Ms Marquez, in case you didn’t read the list, those are gang members. They are not functioning or productive members of society. The money is most of them are not here legally and hopefully if/when they get out, they are sent back south of the border. They can fit back into their society.
...Guards sometimes carry shields to protect themselves from being stabbed with homemade spears or pelted with excrement, urine or rotten food — rancid homemade cocktails used for attacks known as “chunking.”

“Do not have sympathy for these men,” said a retired TDCJ guard who spoke on the condition of anonymity. The former guard noted they are served three meals a day, have medical care and better lives than law-abiding people who end up living under bridges.

The worse, the better, says Aaron McCartney, whose father, a longshoreman, was murdered in Liberty in 2006 by gangsters ordered by their captain to steal a 14-year-old pick-up truck for spare parts.

“Cut their heads off. They don’t deserve to live,” Mc-Cartney said of his father’s killers, who are in ad-seg. “They can think about what they did. That is where they deserve to be.”

Again, these are humans.
...Inmates contend the stringent lockup doesn’t prepare them for freedom.

“I live among the living dead,” said inmate Danny Corral, 32, who was convicted of murder, and sentenced at 16. “This cell is not very different from a mausoleum.”

And hopefully it is your mausoleum. You have already sent another person to a mausoleum.
...The ACLU contends ad-seg is arbitrary and ineffective.

“This type of isolation is pervasive around the country,” said Amy Fettig, ACLU’s senior counsel for the national prison project. “It is now being used at an unprecedented level. “Unfortunately, when you place somebody in (ad-seg) you are not teaching them how to be a better person.
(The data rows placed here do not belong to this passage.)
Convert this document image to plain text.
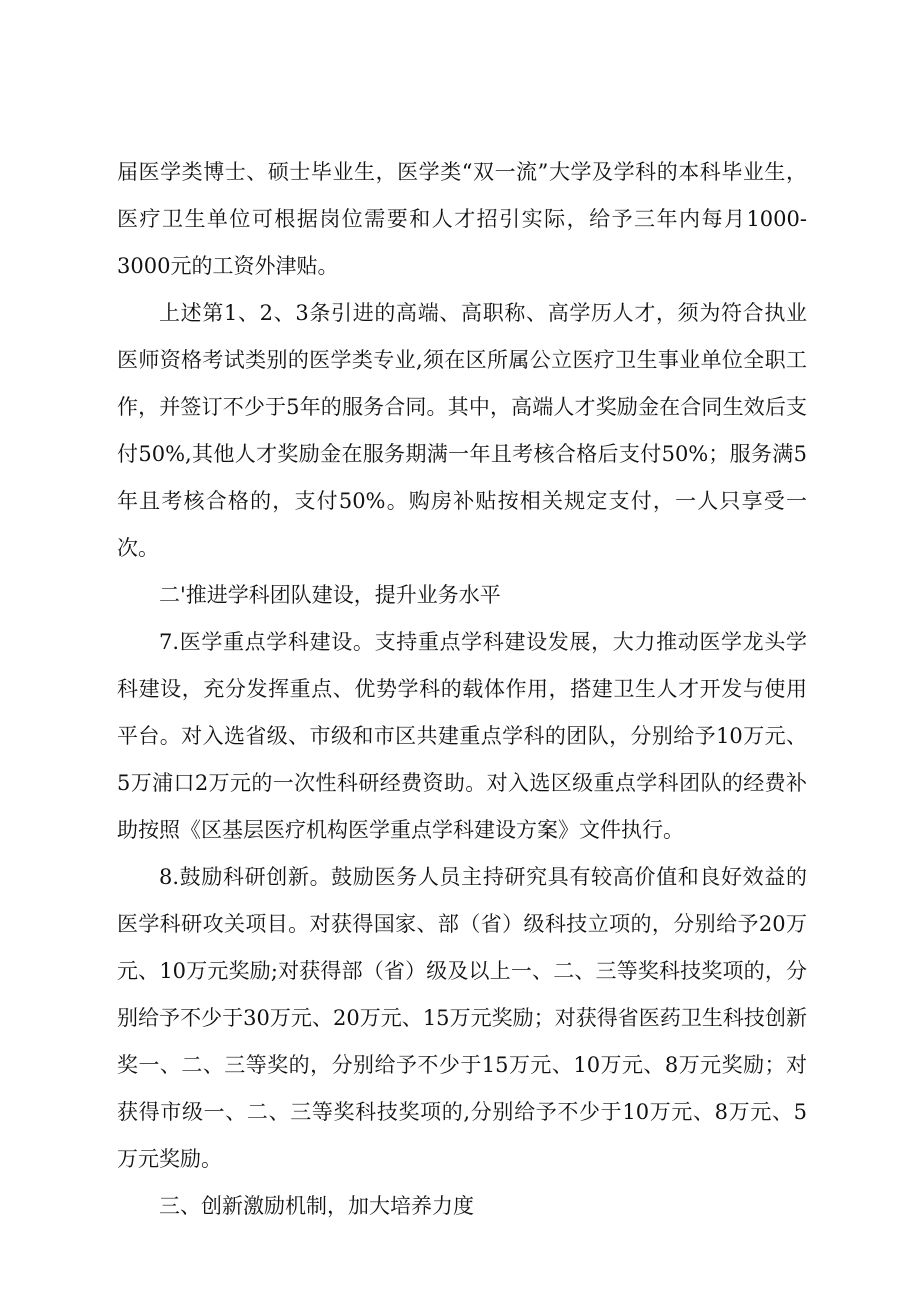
届医学类博士、硕士毕业生，医学类“双一流”大学及学科的本科毕业生，医疗卫生单位可根据岗位需要和人才招引实际，给予三年内每月1000-3000元的工资外津贴。

上述第1、2、3条引进的高端、高职称、高学历人才，须为符合执业医师资格考试类别的医学类专业,须在区所属公立医疗卫生事业单位全职工作，并签订不少于5年的服务合同。其中，高端人才奖励金在合同生效后支付50%,其他人才奖励金在服务期满一年且考核合格后支付50%；服务满5年且考核合格的，支付50%。购房补贴按相关规定支付，一人只享受一次。

二'推进学科团队建设，提升业务水平

7.医学重点学科建设。支持重点学科建设发展，大力推动医学龙头学科建设，充分发挥重点、优势学科的载体作用，搭建卫生人才开发与使用平台。对入选省级、市级和市区共建重点学科的团队，分别给予10万元、5万浦口2万元的一次性科研经费资助。对入选区级重点学科团队的经费补助按照《区基层医疗机构医学重点学科建设方案》文件执行。

8.鼓励科研创新。鼓励医务人员主持研究具有较高价值和良好效益的医学科研攻关项目。对获得国家、部（省）级科技立项的，分别给予20万元、10万元奖励;对获得部（省）级及以上一、二、三等奖科技奖项的，分别给予不少于30万元、20万元、15万元奖励；对获得省医药卫生科技创新奖一、二、三等奖的，分别给予不少于15万元、10万元、8万元奖励；对获得市级一、二、三等奖科技奖项的,分别给予不少于10万元、8万元、5万元奖励。

三、创新激励机制，加大培养力度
You are simply driving them crazy.”

No Ms Fettig, we are putting them in a place that keeps the general population of prison and the staff safer. The fact they are in prison or in gangs already puts questions onto their sanity.

2 comments:

  1. How many military men & women serving the US are living in more heat than this? How many of the deceased victims don't have the option of living in such unfair conditions now? Thanks for sharing.

    ReplyDelete
  2. You're quite welcome and have a great weekend.